- Pysht
- Coordinates: 48°11′54″N 124°06′59″W﻿ / ﻿48.19833°N 124.11639°W
- Country: United States
- State: Washington
- County: Clallam
- Elevation: 16 ft (4.9 m)
- Time zone: UTC-8 (Pacific (PST))
- • Summer (DST): UTC-7 (PDT)
- GNIS feature ID: 1524729

= Pysht, Washington =

Unincorporated community in Washington, United States

Pysht is an unincorporated community located on the Olympic Peninsula in Clallam County, Washington, United States and is situated near the mouth the Pysht River.

==History==
The area was originally home to the Klallam village of Pysht, while European Americans arrived in the 1860s.

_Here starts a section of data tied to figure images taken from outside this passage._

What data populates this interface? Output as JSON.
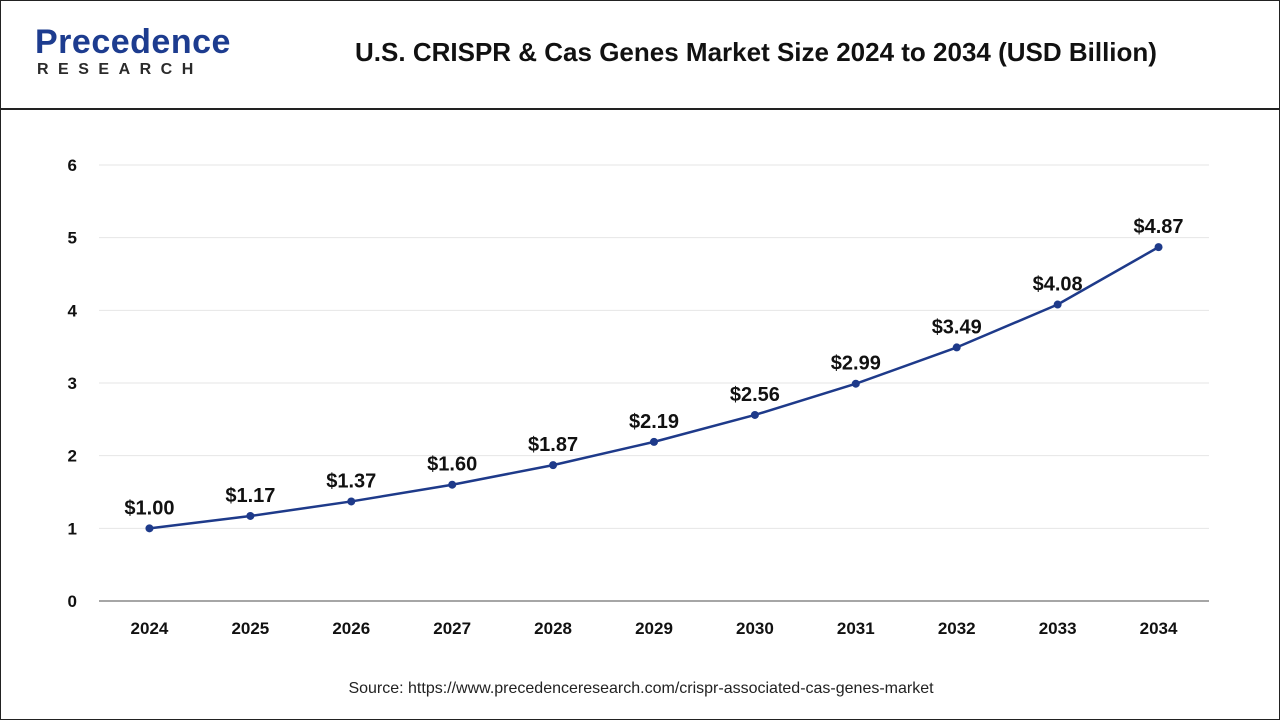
{
  "header": {
    "logo_word": "Precedence",
    "logo_sub": "RESEARCH",
    "title": "U.S. CRISPR & Cas Genes Market Size 2024 to 2034 (USD Billion)"
  },
  "source": "Source: https://www.precedenceresearch.com/crispr-associated-cas-genes-market",
  "colors": {
    "line": "#1e3a8a",
    "grid": "#e6e6e6",
    "axis": "#888888",
    "brand": "#1d3c8f"
  },
  "chart_data": {
    "type": "line",
    "title": "U.S. CRISPR & Cas Genes Market Size 2024 to 2034 (USD Billion)",
    "xlabel": "",
    "ylabel": "",
    "categories": [
      "2024",
      "2025",
      "2026",
      "2027",
      "2028",
      "2029",
      "2030",
      "2031",
      "2032",
      "2033",
      "2034"
    ],
    "values": [
      1.0,
      1.17,
      1.37,
      1.6,
      1.87,
      2.19,
      2.56,
      2.99,
      3.49,
      4.08,
      4.87
    ],
    "data_labels": [
      "$1.00",
      "$1.17",
      "$1.37",
      "$1.60",
      "$1.87",
      "$2.19",
      "$2.56",
      "$2.99",
      "$3.49",
      "$4.08",
      "$4.87"
    ],
    "yticks": [
      "0",
      "1",
      "2",
      "3",
      "4",
      "5",
      "6"
    ],
    "ylim": [
      0,
      6
    ],
    "grid": true,
    "legend": "none"
  }
}
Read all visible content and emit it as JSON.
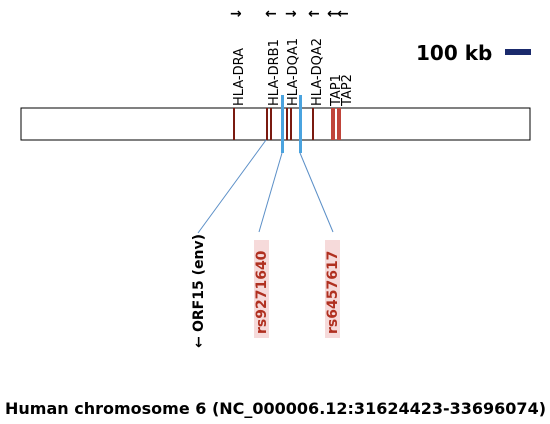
{
  "genes": [
    {
      "name": "HLA-DRA",
      "direction": "→"
    },
    {
      "name": "HLA-DRB1",
      "direction": "←"
    },
    {
      "name": "HLA-DQA1",
      "direction": "→"
    },
    {
      "name": "HLA-DQA2",
      "direction": "←"
    },
    {
      "name": "TAP1",
      "direction": "←"
    },
    {
      "name": "TAP2",
      "direction": "←"
    }
  ],
  "scale_bar": {
    "label": "100 kb",
    "color": "#1a2a6c"
  },
  "snps": [
    {
      "name": "rs9271640"
    },
    {
      "name": "rs6457617"
    }
  ],
  "orf": {
    "name": "ORF15 (env)",
    "direction": "←"
  },
  "caption": "Human chromosome 6 (NC_000006.12:31624423-33696074)",
  "colors": {
    "gene_mark": "#7a1a10",
    "snp_mark": "#4aa3df",
    "snp_highlight": "#f6dada",
    "connector": "#5b8fc7"
  }
}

Michigan-based Merrill and Ring was established in 1886 purchased several homesteads in the Pysht Valley to log the area, later setting up logging camps and a company town at Pysht. At its height, it housed 500 people and included a post office, company store, schoolhouse, hospital, electric plant, movie hall, and a port. A county road (now State Route 112) was completed in 1920. The original Klallam village was demolished in the 1920s by loggers seeking to build a lumber mill while its residents were working in other areas.

==Geography==
The community lies on the Strait of Juan de Fuca near the mouth of the Pysht River, which flows southwest to northeast. The community is accessible via State Route 112. Directly east of the community is Pillar Point County Park.